A tree test is a research method used to discover how easy it is for your users to find content in a site’s taxonomy. It can be done to benchmark your current site or validate one you’ve created. We decided to do both so we could compare the two sets of results and see if our newly proposed taxonomy was an improvement or not.
Throughout our time rejigging the Information Architecture of our site we learned a lot that fed into how we set this test up. There are quite a few factors that need to be refined to get the best results possible — amount of participants, amount of tasks, the instructions given, and more. They all have an impact on the validity of the test and so it was important for us to do a bit of research with regular rounds of guerrilla testing to make it as air tight as possible.
What content to use
The first thing we wanted to know was what content we should use in the test. Participant fatigue was a serious consideration in this as it’s a fairly intensive study that requires the user to read and understand a task and then review a navigation structure to find an answer they believe is right. We knew that not all of the 36 items we used in our card sort would be able to make the cut for this test and so we had to find a way to choose the most relevant content and the right number of them.
To choose the most relevant, we first listened to the business to understand which content had the biggest commercial impact and then looked to the data to see which pages users were most interested in and merged those findings to create a ranking system.
Using our own analytics software and Google Trends, we created a spreadsheet to order our content by popularity which was measured through a mix of searches and page visits.
Unsurprisingly, this data matched up with the content the business wanted us to focus on. We then set importance rankings against each of them to know which ones were of high, medium, and low worth. This was done so that we could include a mix of this content in our test and to be able to weigh it towards items that were of a higher importance to us.
How many tasks to use
Knowing this, we then set to define which content we wanted to test. A set of 20 was chosen as a good starting place to find out if that was too many or if we could include more without tiring out our participants. We ended up with more medium tasks due to the fact that we were able to include all 8 of our high importance tasks.
How to write tasks
The next step was to write the tasks for the test. This study was to test our new structure but it was also done to test the labelling of the content as we’d gone through several workshops with our Brand and Copy departments to see if we could reword our content in a more user-friendly way. This meant that the tasks needed to be worded in a way that allowed the user to know what content they were looking for but not lead them on in any way. We did this by creating scenarios for the participant and making sure to not include any words in the task that were similar to the page titles.
With the content chosen and tasks written, we had our first iteration of the test. To improve the way it was set up we ran several rounds of guerrilla tests in the office to find out how quickly the test could be completed and then interviewed the participants afterwards to see if they understood the tasks and if there was anything else that we could change and make better.
What we learned from that was that 20 tasks was actually a good number. We couldn’t push any more into the test but everyone felt like it was a good number. We also saw that in some tasks a few users were going to the wrong piece of content due to the wording of the tasks being confusing. We then reworded those tasks to make them more clear and retested them to see if users would now understand them.

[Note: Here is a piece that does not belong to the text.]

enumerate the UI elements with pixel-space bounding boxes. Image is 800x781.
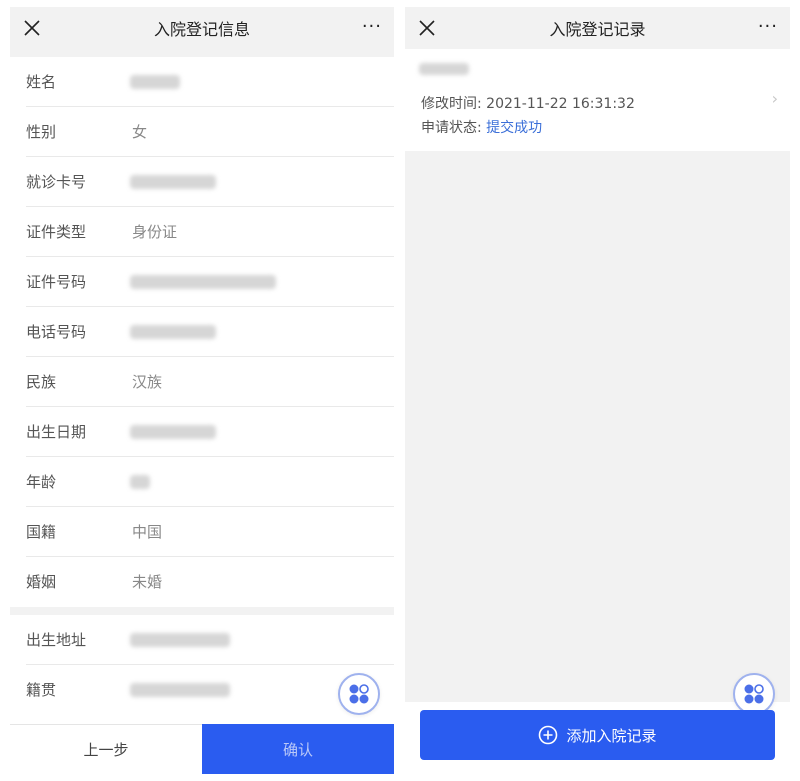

To avoid the possibility that we would include results from participants that were unsure about their answers, we brought in an SEQ to determine the confidence the user had when answering that task. After every task the user would be asked to answer how confident they were that they got the correct answer on a scale of 1 to 7. This would later help us greatly in analysing the results.
Number of participants
Once we were in a place where we knew that we had tested our study enough and fixed all issues found, we released the study to 76 participants. This number was chosen so that we had enough statistical significance to represent each of our personas and the market share they individually have. We used the same amount for our card sort.
This was another stage in setting the study up where we knew participant fatigue could negatively affect the validity of our results. If the tasks were always in the same order then the last ones will suffer worse than the ones being asked first. To avoid that, we randomised them. This was done by splitting the 20 tasks into two groups that roughly shared the same importance mix of tasks. This gave us two groups of 10. As we wanted to benchmark our current taxonomy as well as validate our new one in the same study we would use a different taxonomy for each group of 10. These two groups were then randomised in which order they were shown to participants as well as the tasks within the groups being randomised.
The final (and most interesting) part of this study was analysing the results. Inspired by Jeff Sauro of MeasuringU, we created a graph of our results that compared the success of task completion against user confidence and broke it up into a matrix that was able to describe our findings.
What we found was that our current taxonomy was incredibly poor, users thought they were going to the right places when in fact they weren’t. This was a great discovery when contrasted against the fact that users were both confident and correct in getting to the right content using our proposed taxonomy.
Having this data allowed us to be confident in knowing that what we were suggesting would actually work and we could use our findings to present back to the business to back up our ideas.